Non è un paese per giovani

In Italia, le cancellazioni anagrafiche per l’estero sono state circa 180mila nel 2019, effettuate prevalentemente da persone con cittadinanza italiana. Rispetto al 2018 (in cui erano 157mila), queste sono cresciute del 14,4 per cento. Il trend è in aumento dal 2010 e sono circa 900mila gli italiani trasferiti all’estero negli ultimi dieci anni.
Il Regno Unito, la Germania e la Francia rappresentano le mete europee più ambite: secondo i dati di fine 2019 dell’Anagrafe degli Italiani Residenti all’Estero (AIRE), sui ben 5,5 milioni di italiani residenti all’estero circa 1,6 milioni risiede in uno di questi tre paesi. Molti di questi sono giovani laureati che emigrano con la speranza di trovare un lavoro e di essere valorizzati per le loro competenze. Dal 2010, sono infatti 208mila gli italiani in possesso di una laurea ad essersi trasferiti all’estero (circa il 23 per cento dei 900mila totali).
È indubbio che spesso la decisione di lasciare il proprio paese è influenzata da motivazioni personali o familiari. Tuttavia, molte possono essere le ragioni di natura economica che guidano questa scelta.
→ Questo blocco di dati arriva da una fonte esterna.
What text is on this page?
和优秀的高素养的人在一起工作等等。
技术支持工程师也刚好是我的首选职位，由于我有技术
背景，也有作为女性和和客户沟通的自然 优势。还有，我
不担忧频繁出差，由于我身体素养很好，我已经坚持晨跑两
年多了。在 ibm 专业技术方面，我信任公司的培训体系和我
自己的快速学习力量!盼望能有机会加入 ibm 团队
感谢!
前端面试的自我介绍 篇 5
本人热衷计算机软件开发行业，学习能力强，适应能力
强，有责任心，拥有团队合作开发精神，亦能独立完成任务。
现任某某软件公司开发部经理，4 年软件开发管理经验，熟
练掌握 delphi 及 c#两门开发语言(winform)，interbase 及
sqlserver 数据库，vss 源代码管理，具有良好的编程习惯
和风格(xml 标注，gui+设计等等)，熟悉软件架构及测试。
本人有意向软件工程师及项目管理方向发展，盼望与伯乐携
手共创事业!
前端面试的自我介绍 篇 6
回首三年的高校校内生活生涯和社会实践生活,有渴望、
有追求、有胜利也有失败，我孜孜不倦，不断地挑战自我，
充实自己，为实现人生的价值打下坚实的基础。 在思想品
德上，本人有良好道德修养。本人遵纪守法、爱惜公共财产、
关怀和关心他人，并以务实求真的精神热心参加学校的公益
Il minor tasso di occupazione

In primo luogo, vi è la maggiore possibilità di trovare lavoro nei paesi di destinazione. Secondo i dati OCSE suddivisi per fascia di età (relativi al 2018), in Italia il tasso di occupazione è al 69,8 per cento per gli adulti (25-54 anni) e al 17,7 per cento per chi ha meno di 24 anni. I corrispondenti valori per la media europea sono 79,9 per cento e 32,8 per cento.
Con riferimento ai soli laureati (in tutte le fasce di età), il tasso di disoccupazione è pari al 5,8 per cento, a fronte del 4,0 per cento della media europea.

Lo sfavorevole divario salariale

Un secondo fattore che spinge i giovani a trasferirsi all’estero è il compenso economico. Per analizzare meglio questa determinante, si è effettuato un confronto con le retribuzioni medie nette di alcuni paesi europei. In Italia, la retribuzione media è di circa 21,5mila euro, valore inferiore rispetto sia alla media dei paesi selezionati (29mila), sia a quello della media europea (24mila). In particolare, il gap è forte rispetto a paesi come Germania (32mila) e Regno Unito (36mila). La differenza è anche pronunciata con la Francia (28mila).
Tuttavia, per una visione più completa delle differenze retributive tra paesi, occorre considerare anche il diverso costo della vita. A questo scopo, Eurostat fornisce la retribuzione annua espressa in euro a parità di potere d’acquisto (€ PPA), ossia una valuta artificiale che permette di acquistare la stessa quantità di beni e servizi in ogni paese.
Il dato italiano non si discosta molto dai valori in euro, ma quello degli altri paesi sì: l’esempio più evidente è quello del Regno Unito, dove l’elevato costo della vita ha un impatto cruciale sulla retribuzione reale. In generale, le discrepanze retributive tra l’Italia e i maggiori paesi europei se confrontate a parità di poter d’acquisto si riducono, ma rimangono consistenti.